C. – Sécurité des autorisations d’urbanisme et des constructions existantes

Plusieurs mesures concernent la sécurité des autorisations d’urbanisme, notamment celle permettant au juge de ne prononcer que l’annulation partielle d’une autorisation (nouvel art. L. 600-5 C. urb.).

1° Délai de retrait uniforme

Les trois nouvelles formes de permis de construire, d’aménager et de démolir, tacites ou explicites, pourront être retirées dans un délai fixé à trois mois à compter de leur délivrance (art. L. 424-5 C. urb.). L’entrée en vigueur du nouveau délai reste conditionnée par la publication des décrets d’application (au plus tard le 1er Juillet 2007).

2° Constructions illégales

En créant un nouvel article L. 111-12 et en modifiant l’article L. 480-13 du Code de l’urbanisme, les articles 9 et 10 de la loi viennent, d’une part, permettre des travaux sur certaines constructions illégales (sans régularisation préalable) et, d’autre part, limiter pour l’avenir les effets d’un contentieux civil lorsqu’un permis de construire a été délivré.

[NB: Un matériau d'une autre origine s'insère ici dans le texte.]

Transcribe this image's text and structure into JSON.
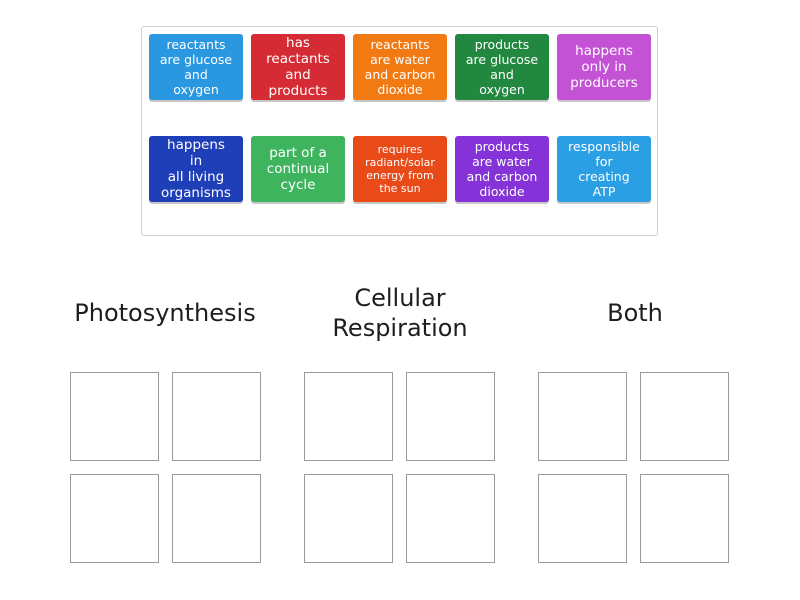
{
  "cards": [
    {
      "text": "reactants\nare glucose\nand\noxygen",
      "color": "#2a98e0"
    },
    {
      "text": "has\nreactants\nand\nproducts",
      "color": "#d52b35"
    },
    {
      "text": "reactants\nare water\nand carbon\ndioxide",
      "color": "#f27a12"
    },
    {
      "text": "products\nare glucose\nand\noxygen",
      "color": "#22883f"
    },
    {
      "text": "happens\nonly in\nproducers",
      "color": "#c352d5"
    },
    {
      "text": "happens\nin\nall living\norganisms",
      "color": "#1e3fb8"
    },
    {
      "text": "part of a\ncontinual\ncycle",
      "color": "#3fb45e"
    },
    {
      "text": "requires\nradiant/solar\nenergy from\nthe sun",
      "color": "#e84a18"
    },
    {
      "text": "products\nare water\nand carbon\ndioxide",
      "color": "#8533d8"
    },
    {
      "text": "responsible\nfor\ncreating\nATP",
      "color": "#2a9fe3"
    }
  ],
  "categories": [
    {
      "label": "Photosynthesis"
    },
    {
      "label": "Cellular\nRespiration"
    },
    {
      "label": "Both"
    }
  ]
}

Par ailleurs, concernant les constructions achevées après le 16 juillet 2006, le juge judiciaire ne peut être saisi d’une action en démolition que dans un délai de deux ans à compter d’une décision du juge administratif constatant l’illégalité du permis de construire (art. L. 480-13). Il en est de même en cas d’annulation d’un permis sur déféré préfectoral (nouv. rt. L. 600-6).

D. – Champ d’application du droit de préemption en matière d’urbanisme

La loi ENL modifie le champ d’application matériel du droit de préemption urbain renforcé et de celui applicable dans les Zones d’Aménagement Différé (ZAD).

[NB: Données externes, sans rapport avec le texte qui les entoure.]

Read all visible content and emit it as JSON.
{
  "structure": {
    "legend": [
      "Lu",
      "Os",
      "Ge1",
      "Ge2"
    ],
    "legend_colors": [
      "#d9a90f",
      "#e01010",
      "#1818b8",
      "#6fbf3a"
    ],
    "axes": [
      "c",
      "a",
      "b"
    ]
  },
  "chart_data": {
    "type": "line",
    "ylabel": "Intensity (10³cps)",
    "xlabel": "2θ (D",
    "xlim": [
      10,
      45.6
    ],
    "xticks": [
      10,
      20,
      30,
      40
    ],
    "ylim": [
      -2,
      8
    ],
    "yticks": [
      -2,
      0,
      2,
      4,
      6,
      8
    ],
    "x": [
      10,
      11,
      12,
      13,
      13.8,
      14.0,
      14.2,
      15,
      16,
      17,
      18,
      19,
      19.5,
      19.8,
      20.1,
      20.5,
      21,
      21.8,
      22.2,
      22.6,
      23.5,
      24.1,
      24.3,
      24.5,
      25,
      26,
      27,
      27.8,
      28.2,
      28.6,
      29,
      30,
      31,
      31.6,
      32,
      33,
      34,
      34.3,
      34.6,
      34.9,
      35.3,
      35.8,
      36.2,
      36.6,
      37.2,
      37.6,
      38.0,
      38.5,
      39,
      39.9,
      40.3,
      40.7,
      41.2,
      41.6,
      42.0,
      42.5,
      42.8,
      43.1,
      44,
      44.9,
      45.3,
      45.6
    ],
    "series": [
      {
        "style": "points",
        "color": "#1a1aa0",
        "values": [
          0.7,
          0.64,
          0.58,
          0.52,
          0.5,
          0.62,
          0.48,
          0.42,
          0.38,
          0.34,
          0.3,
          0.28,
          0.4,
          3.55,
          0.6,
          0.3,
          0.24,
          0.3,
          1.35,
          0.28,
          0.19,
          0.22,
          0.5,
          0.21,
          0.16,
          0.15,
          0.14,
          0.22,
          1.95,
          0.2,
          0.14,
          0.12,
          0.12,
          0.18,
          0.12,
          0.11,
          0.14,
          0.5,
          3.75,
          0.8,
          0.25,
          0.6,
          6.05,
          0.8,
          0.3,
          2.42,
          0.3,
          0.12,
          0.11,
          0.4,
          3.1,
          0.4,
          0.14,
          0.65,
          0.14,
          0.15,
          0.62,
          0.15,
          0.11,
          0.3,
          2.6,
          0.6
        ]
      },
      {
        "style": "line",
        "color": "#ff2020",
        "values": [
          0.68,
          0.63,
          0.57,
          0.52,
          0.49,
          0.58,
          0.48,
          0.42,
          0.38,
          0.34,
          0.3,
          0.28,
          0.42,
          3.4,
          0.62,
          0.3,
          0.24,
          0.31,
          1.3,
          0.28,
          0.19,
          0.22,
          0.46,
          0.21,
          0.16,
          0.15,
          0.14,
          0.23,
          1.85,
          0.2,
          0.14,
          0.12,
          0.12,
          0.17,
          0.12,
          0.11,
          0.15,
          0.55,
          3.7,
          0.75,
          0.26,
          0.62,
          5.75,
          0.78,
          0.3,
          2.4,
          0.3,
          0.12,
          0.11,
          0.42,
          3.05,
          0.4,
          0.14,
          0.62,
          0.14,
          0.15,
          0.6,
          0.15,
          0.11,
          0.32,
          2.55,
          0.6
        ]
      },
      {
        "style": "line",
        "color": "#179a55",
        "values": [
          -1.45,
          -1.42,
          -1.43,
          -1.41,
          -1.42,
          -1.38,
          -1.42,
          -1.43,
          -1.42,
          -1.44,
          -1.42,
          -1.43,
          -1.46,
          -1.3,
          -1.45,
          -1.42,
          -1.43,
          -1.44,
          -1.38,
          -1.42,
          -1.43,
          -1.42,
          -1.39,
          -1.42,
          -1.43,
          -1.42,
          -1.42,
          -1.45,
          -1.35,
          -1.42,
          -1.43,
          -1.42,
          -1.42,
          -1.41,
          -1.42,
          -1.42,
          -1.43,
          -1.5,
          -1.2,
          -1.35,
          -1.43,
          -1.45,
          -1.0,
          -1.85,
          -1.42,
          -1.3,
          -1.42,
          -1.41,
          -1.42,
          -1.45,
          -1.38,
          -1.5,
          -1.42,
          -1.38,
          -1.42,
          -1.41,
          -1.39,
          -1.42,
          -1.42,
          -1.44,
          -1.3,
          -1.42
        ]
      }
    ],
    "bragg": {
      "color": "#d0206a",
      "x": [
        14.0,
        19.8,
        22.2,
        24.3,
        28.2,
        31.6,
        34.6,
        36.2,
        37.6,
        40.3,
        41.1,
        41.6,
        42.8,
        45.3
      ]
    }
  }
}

D’une part, sont désormais exclues du champ d’application de ces droits de préemption les cessions par l’Etat ou ses établissements publics de terrains, bâtis ou non, destinés à la réalisation de logements dans les périmètres déclarés « opération d’intérêt national » par décret (C. urb. Art. L 213-1, g nouveau).

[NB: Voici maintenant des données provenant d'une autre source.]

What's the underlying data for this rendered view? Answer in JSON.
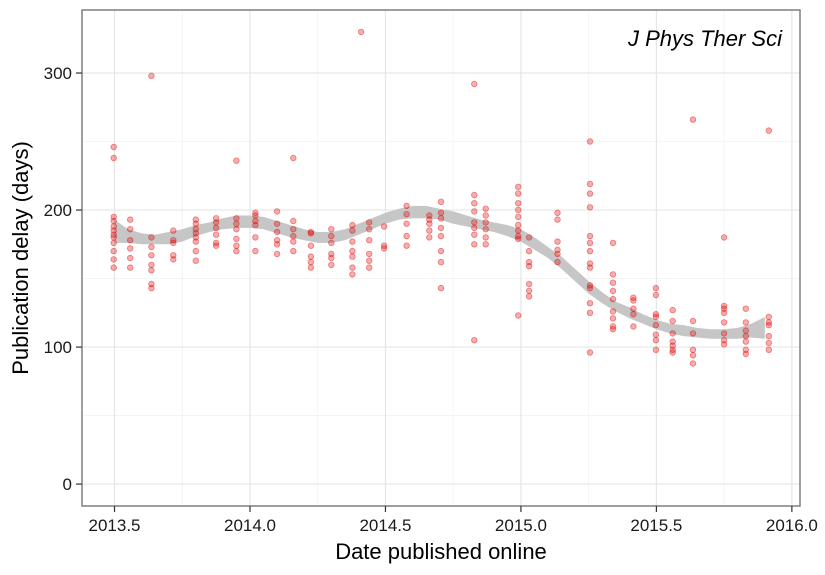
{
  "chart_data": {
    "type": "scatter",
    "title": "",
    "annotation": "J Phys Ther Sci",
    "xlabel": "Date published online",
    "ylabel": "Publication delay (days)",
    "xlim": [
      2013.38,
      2016.03
    ],
    "ylim": [
      -16,
      346
    ],
    "x_ticks": [
      2013.5,
      2014.0,
      2014.5,
      2015.0,
      2015.5,
      2016.0
    ],
    "x_tick_labels": [
      "2013.5",
      "2014.0",
      "2014.5",
      "2015.0",
      "2015.5",
      "2016.0"
    ],
    "y_ticks": [
      0,
      100,
      200,
      300
    ],
    "y_tick_labels": [
      "0",
      "100",
      "200",
      "300"
    ],
    "grid": true,
    "point_color": "#e00000",
    "smooth_band_color": "#c6c6c6",
    "points": [
      [
        2013.497,
        246
      ],
      [
        2013.497,
        238
      ],
      [
        2013.497,
        195
      ],
      [
        2013.497,
        192
      ],
      [
        2013.497,
        188
      ],
      [
        2013.497,
        185
      ],
      [
        2013.497,
        182
      ],
      [
        2013.497,
        180
      ],
      [
        2013.497,
        176
      ],
      [
        2013.497,
        170
      ],
      [
        2013.497,
        164
      ],
      [
        2013.497,
        158
      ],
      [
        2013.558,
        193
      ],
      [
        2013.558,
        186
      ],
      [
        2013.558,
        178
      ],
      [
        2013.558,
        172
      ],
      [
        2013.558,
        165
      ],
      [
        2013.558,
        158
      ],
      [
        2013.636,
        298
      ],
      [
        2013.636,
        180
      ],
      [
        2013.636,
        173
      ],
      [
        2013.636,
        167
      ],
      [
        2013.636,
        160
      ],
      [
        2013.636,
        156
      ],
      [
        2013.636,
        146
      ],
      [
        2013.636,
        143
      ],
      [
        2013.717,
        185
      ],
      [
        2013.717,
        178
      ],
      [
        2013.717,
        176
      ],
      [
        2013.717,
        167
      ],
      [
        2013.717,
        164
      ],
      [
        2013.8,
        193
      ],
      [
        2013.8,
        190
      ],
      [
        2013.8,
        186
      ],
      [
        2013.8,
        183
      ],
      [
        2013.8,
        180
      ],
      [
        2013.8,
        177
      ],
      [
        2013.8,
        170
      ],
      [
        2013.8,
        163
      ],
      [
        2013.875,
        194
      ],
      [
        2013.875,
        191
      ],
      [
        2013.875,
        187
      ],
      [
        2013.875,
        182
      ],
      [
        2013.875,
        176
      ],
      [
        2013.875,
        174
      ],
      [
        2013.95,
        236
      ],
      [
        2013.95,
        194
      ],
      [
        2013.95,
        190
      ],
      [
        2013.95,
        186
      ],
      [
        2013.95,
        179
      ],
      [
        2013.95,
        174
      ],
      [
        2013.95,
        170
      ],
      [
        2014.02,
        198
      ],
      [
        2014.02,
        196
      ],
      [
        2014.02,
        192
      ],
      [
        2014.02,
        189
      ],
      [
        2014.02,
        180
      ],
      [
        2014.02,
        170
      ],
      [
        2014.1,
        199
      ],
      [
        2014.1,
        190
      ],
      [
        2014.1,
        184
      ],
      [
        2014.1,
        178
      ],
      [
        2014.1,
        175
      ],
      [
        2014.1,
        168
      ],
      [
        2014.16,
        238
      ],
      [
        2014.16,
        192
      ],
      [
        2014.16,
        186
      ],
      [
        2014.16,
        181
      ],
      [
        2014.16,
        177
      ],
      [
        2014.16,
        170
      ],
      [
        2014.225,
        184
      ],
      [
        2014.225,
        183
      ],
      [
        2014.225,
        174
      ],
      [
        2014.225,
        166
      ],
      [
        2014.225,
        162
      ],
      [
        2014.225,
        158
      ],
      [
        2014.3,
        186
      ],
      [
        2014.3,
        181
      ],
      [
        2014.3,
        176
      ],
      [
        2014.3,
        168
      ],
      [
        2014.3,
        165
      ],
      [
        2014.3,
        160
      ],
      [
        2014.378,
        189
      ],
      [
        2014.378,
        185
      ],
      [
        2014.378,
        177
      ],
      [
        2014.378,
        170
      ],
      [
        2014.378,
        166
      ],
      [
        2014.378,
        158
      ],
      [
        2014.378,
        153
      ],
      [
        2014.41,
        330
      ],
      [
        2014.44,
        191
      ],
      [
        2014.44,
        186
      ],
      [
        2014.44,
        178
      ],
      [
        2014.44,
        168
      ],
      [
        2014.44,
        163
      ],
      [
        2014.44,
        158
      ],
      [
        2014.495,
        188
      ],
      [
        2014.495,
        174
      ],
      [
        2014.495,
        172
      ],
      [
        2014.578,
        203
      ],
      [
        2014.578,
        197
      ],
      [
        2014.578,
        190
      ],
      [
        2014.578,
        181
      ],
      [
        2014.578,
        174
      ],
      [
        2014.662,
        196
      ],
      [
        2014.662,
        193
      ],
      [
        2014.662,
        190
      ],
      [
        2014.662,
        185
      ],
      [
        2014.662,
        180
      ],
      [
        2014.705,
        206
      ],
      [
        2014.705,
        198
      ],
      [
        2014.705,
        194
      ],
      [
        2014.705,
        187
      ],
      [
        2014.705,
        181
      ],
      [
        2014.705,
        170
      ],
      [
        2014.705,
        162
      ],
      [
        2014.705,
        143
      ],
      [
        2014.828,
        292
      ],
      [
        2014.828,
        211
      ],
      [
        2014.828,
        205
      ],
      [
        2014.828,
        199
      ],
      [
        2014.828,
        191
      ],
      [
        2014.828,
        187
      ],
      [
        2014.828,
        182
      ],
      [
        2014.828,
        175
      ],
      [
        2014.828,
        105
      ],
      [
        2014.87,
        201
      ],
      [
        2014.87,
        196
      ],
      [
        2014.87,
        191
      ],
      [
        2014.87,
        186
      ],
      [
        2014.87,
        180
      ],
      [
        2014.87,
        175
      ],
      [
        2014.99,
        217
      ],
      [
        2014.99,
        212
      ],
      [
        2014.99,
        205
      ],
      [
        2014.99,
        200
      ],
      [
        2014.99,
        195
      ],
      [
        2014.99,
        189
      ],
      [
        2014.99,
        185
      ],
      [
        2014.99,
        181
      ],
      [
        2014.99,
        179
      ],
      [
        2014.99,
        123
      ],
      [
        2015.03,
        180
      ],
      [
        2015.03,
        170
      ],
      [
        2015.03,
        162
      ],
      [
        2015.03,
        159
      ],
      [
        2015.03,
        146
      ],
      [
        2015.03,
        141
      ],
      [
        2015.03,
        137
      ],
      [
        2015.135,
        198
      ],
      [
        2015.135,
        193
      ],
      [
        2015.135,
        177
      ],
      [
        2015.135,
        171
      ],
      [
        2015.135,
        168
      ],
      [
        2015.135,
        162
      ],
      [
        2015.255,
        250
      ],
      [
        2015.255,
        219
      ],
      [
        2015.255,
        212
      ],
      [
        2015.255,
        202
      ],
      [
        2015.255,
        181
      ],
      [
        2015.255,
        176
      ],
      [
        2015.255,
        170
      ],
      [
        2015.255,
        161
      ],
      [
        2015.255,
        158
      ],
      [
        2015.255,
        145
      ],
      [
        2015.255,
        143
      ],
      [
        2015.255,
        132
      ],
      [
        2015.255,
        125
      ],
      [
        2015.255,
        96
      ],
      [
        2015.34,
        176
      ],
      [
        2015.34,
        153
      ],
      [
        2015.34,
        147
      ],
      [
        2015.34,
        141
      ],
      [
        2015.34,
        135
      ],
      [
        2015.34,
        126
      ],
      [
        2015.34,
        121
      ],
      [
        2015.34,
        115
      ],
      [
        2015.34,
        113
      ],
      [
        2015.415,
        136
      ],
      [
        2015.415,
        134
      ],
      [
        2015.415,
        128
      ],
      [
        2015.415,
        124
      ],
      [
        2015.415,
        115
      ],
      [
        2015.498,
        143
      ],
      [
        2015.498,
        138
      ],
      [
        2015.498,
        124
      ],
      [
        2015.498,
        122
      ],
      [
        2015.498,
        116
      ],
      [
        2015.498,
        109
      ],
      [
        2015.498,
        105
      ],
      [
        2015.498,
        98
      ],
      [
        2015.56,
        127
      ],
      [
        2015.56,
        119
      ],
      [
        2015.56,
        110
      ],
      [
        2015.56,
        104
      ],
      [
        2015.56,
        101
      ],
      [
        2015.56,
        98
      ],
      [
        2015.56,
        96
      ],
      [
        2015.635,
        266
      ],
      [
        2015.635,
        119
      ],
      [
        2015.635,
        110
      ],
      [
        2015.635,
        98
      ],
      [
        2015.635,
        94
      ],
      [
        2015.635,
        88
      ],
      [
        2015.75,
        180
      ],
      [
        2015.75,
        130
      ],
      [
        2015.75,
        128
      ],
      [
        2015.75,
        125
      ],
      [
        2015.75,
        118
      ],
      [
        2015.75,
        110
      ],
      [
        2015.75,
        105
      ],
      [
        2015.75,
        102
      ],
      [
        2015.83,
        128
      ],
      [
        2015.83,
        118
      ],
      [
        2015.83,
        112
      ],
      [
        2015.83,
        108
      ],
      [
        2015.83,
        104
      ],
      [
        2015.83,
        98
      ],
      [
        2015.83,
        95
      ],
      [
        2015.915,
        258
      ],
      [
        2015.915,
        122
      ],
      [
        2015.915,
        118
      ],
      [
        2015.915,
        116
      ],
      [
        2015.915,
        108
      ],
      [
        2015.915,
        103
      ],
      [
        2015.915,
        98
      ]
    ],
    "smooth_band": [
      [
        2013.5,
        176,
        193
      ],
      [
        2013.55,
        176,
        186
      ],
      [
        2013.6,
        175,
        183
      ],
      [
        2013.65,
        175,
        182
      ],
      [
        2013.7,
        175,
        184
      ],
      [
        2013.75,
        177,
        186
      ],
      [
        2013.8,
        181,
        189
      ],
      [
        2013.85,
        184,
        191
      ],
      [
        2013.9,
        186,
        194
      ],
      [
        2013.95,
        187,
        196
      ],
      [
        2014.0,
        187,
        196
      ],
      [
        2014.05,
        186,
        195
      ],
      [
        2014.1,
        183,
        192
      ],
      [
        2014.15,
        180,
        189
      ],
      [
        2014.2,
        178,
        186
      ],
      [
        2014.25,
        176,
        184
      ],
      [
        2014.3,
        176,
        184
      ],
      [
        2014.35,
        178,
        186
      ],
      [
        2014.4,
        182,
        190
      ],
      [
        2014.45,
        186,
        194
      ],
      [
        2014.5,
        190,
        198
      ],
      [
        2014.55,
        193,
        201
      ],
      [
        2014.6,
        194,
        203
      ],
      [
        2014.65,
        194,
        203
      ],
      [
        2014.7,
        193,
        201
      ],
      [
        2014.75,
        190,
        199
      ],
      [
        2014.8,
        188,
        196
      ],
      [
        2014.85,
        186,
        193
      ],
      [
        2014.9,
        184,
        191
      ],
      [
        2014.95,
        181,
        189
      ],
      [
        2015.0,
        177,
        186
      ],
      [
        2015.05,
        171,
        180
      ],
      [
        2015.1,
        165,
        173
      ],
      [
        2015.15,
        157,
        166
      ],
      [
        2015.2,
        148,
        157
      ],
      [
        2015.25,
        139,
        148
      ],
      [
        2015.3,
        132,
        140
      ],
      [
        2015.35,
        126,
        133
      ],
      [
        2015.4,
        121,
        129
      ],
      [
        2015.45,
        117,
        124
      ],
      [
        2015.5,
        113,
        120
      ],
      [
        2015.55,
        110,
        117
      ],
      [
        2015.6,
        108,
        116
      ],
      [
        2015.65,
        107,
        114
      ],
      [
        2015.7,
        106,
        113
      ],
      [
        2015.75,
        106,
        113
      ],
      [
        2015.8,
        106,
        114
      ],
      [
        2015.85,
        107,
        117
      ],
      [
        2015.9,
        106,
        122
      ]
    ]
  }
}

D’autre part, est exclue du champ d’application du droit de préemption urbain simple, la cession de la totalité des parts d’une Société Civile Immobilière (SCI), lorsque le patrimoine de cette société est constitué par une unité foncière, bâtie ou non, dont la cession serait soumise au droit de préemption (C. urb. Art. L 211-4, d nouveau).

En principe, la cession de parts d’une société (autre que d’attribution ou coopérative de construction) ne peut pas donner lieu à préemption par la commune.

En intégrant ce cas particulier de la cession de la totalité des parts de SCI représentant une unité foncière dans les exclusions spécifiques au droit de préemption urbain simple, la loi n’a pas d’autre objet que de permettre au conseil municipal de supprimer cette exception pour soumettre cette cession de parts au droit de préemption urbain renforcé.

Pour instituer une zone de droit de préemption urbain renforcé, la commune doit prendre une délibération spécialement motivée.